G-20 summit sets modest goals for climate change and global finances
by Don Lee and Jim Tankersley
PITTSBURGH — Hobbled by domestic politics and the lingering recession, leaders of the world’s leading economies gathering for Friday’s G-20 summit are aiming for modest steps forward — not sweeping prescriptions for change — on regulating the global financial system and fighting climate change.
Treasury Secretary Timothy Geithner said compromises are within reach on a new regulatory framework for executive compensation and higher capital reserve requirements for financial institutions.
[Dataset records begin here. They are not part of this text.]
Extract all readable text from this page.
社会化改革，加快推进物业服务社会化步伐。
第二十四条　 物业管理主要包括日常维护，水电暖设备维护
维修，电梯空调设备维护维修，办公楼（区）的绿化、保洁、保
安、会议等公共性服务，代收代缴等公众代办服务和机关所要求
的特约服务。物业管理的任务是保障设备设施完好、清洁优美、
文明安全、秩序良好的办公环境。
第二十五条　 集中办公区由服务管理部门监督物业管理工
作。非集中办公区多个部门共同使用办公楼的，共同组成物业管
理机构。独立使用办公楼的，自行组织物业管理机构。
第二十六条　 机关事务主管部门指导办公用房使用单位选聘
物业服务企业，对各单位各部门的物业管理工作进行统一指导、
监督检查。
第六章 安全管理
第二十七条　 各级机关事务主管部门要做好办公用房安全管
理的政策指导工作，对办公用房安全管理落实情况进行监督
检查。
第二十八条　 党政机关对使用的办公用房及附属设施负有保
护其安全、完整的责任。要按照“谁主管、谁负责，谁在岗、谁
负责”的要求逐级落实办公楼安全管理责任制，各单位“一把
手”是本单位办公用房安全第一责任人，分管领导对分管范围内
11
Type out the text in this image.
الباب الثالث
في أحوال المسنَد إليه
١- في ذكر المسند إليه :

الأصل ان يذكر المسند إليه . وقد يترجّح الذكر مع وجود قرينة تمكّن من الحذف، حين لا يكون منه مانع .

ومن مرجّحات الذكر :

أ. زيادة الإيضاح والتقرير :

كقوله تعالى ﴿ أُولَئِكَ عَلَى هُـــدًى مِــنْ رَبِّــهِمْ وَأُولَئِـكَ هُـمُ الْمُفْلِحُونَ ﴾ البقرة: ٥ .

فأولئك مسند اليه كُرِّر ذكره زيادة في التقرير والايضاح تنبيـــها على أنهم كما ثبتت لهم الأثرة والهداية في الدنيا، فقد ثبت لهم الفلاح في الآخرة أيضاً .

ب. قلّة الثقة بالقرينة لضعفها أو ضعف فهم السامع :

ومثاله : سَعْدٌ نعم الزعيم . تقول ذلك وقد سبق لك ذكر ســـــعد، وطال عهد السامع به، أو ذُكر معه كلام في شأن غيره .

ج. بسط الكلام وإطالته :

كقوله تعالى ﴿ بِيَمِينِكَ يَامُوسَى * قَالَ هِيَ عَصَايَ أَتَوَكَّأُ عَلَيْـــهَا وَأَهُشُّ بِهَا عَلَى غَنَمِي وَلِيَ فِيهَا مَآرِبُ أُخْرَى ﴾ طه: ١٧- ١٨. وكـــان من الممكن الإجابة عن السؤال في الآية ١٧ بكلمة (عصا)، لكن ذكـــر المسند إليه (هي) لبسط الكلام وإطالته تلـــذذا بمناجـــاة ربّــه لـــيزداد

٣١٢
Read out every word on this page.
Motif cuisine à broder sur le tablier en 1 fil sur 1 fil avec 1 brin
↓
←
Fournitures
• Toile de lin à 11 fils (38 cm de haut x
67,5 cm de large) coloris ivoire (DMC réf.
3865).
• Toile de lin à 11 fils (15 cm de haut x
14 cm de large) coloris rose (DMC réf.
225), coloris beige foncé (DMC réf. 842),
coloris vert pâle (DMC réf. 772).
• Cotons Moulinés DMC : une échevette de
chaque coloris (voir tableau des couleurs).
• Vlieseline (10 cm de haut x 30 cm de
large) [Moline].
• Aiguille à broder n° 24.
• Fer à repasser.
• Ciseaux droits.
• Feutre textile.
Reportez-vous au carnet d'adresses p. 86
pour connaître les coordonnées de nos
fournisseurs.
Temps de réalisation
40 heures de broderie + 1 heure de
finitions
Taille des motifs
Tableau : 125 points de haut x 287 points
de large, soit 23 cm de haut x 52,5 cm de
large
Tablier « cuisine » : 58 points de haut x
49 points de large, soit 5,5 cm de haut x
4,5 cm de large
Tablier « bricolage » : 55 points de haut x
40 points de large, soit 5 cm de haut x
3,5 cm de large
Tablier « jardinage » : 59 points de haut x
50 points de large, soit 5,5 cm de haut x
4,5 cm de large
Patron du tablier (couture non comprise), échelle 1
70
He offered no details, but indicated that coming agreements would include fairly rapid timetables for imposing the new rules.
In both executive compensation and capital requirements, the tougher regulations would be aimed at discouraging excessive risk-taking and reduce the chances of a future economic crisis as severe as the recession.
On the issue of climate change, which is even more fraught with domestic political considerations than regulatory changes, President Barack Obama is pushing for the G-20 nations to set a date to end government subsidies for fossil fuels such as coal and oil, which produce the bulk of the heat-trapping gases scientists blame for global warming.
As Obama and other world leaders begin deliberations, they face a global economy showing far more signs of having turned the corner toward recovery than many thought possible only a few months ago.
But with unemployment still high and the strength of recovery uncertain, the leaders face significant challenges for their next task: staying together to make sure that the recovery sticks and that such as financial crisis doesn’t happen again.
Preliminary signs are that the heads of the Group of 20 major developed and emerging nations, which together account for 90 percent of the world’s economic activity, will pledge to keep existing stimulus programs going.
What is less certain is how other countries will react to Obama’s push for them to stimulate more consumer spending by their own people and reduce reliance on the American consumer.
Shaken by the worst recession in a generation, Americans have sharply increased personal savings and cut back on the high levels of consumer spending that have made the U.S. a market for the production of many other countries.
Now, Obama administration officials are saying, other countries must recognize the new reality of the U.S. market and consume more themselves.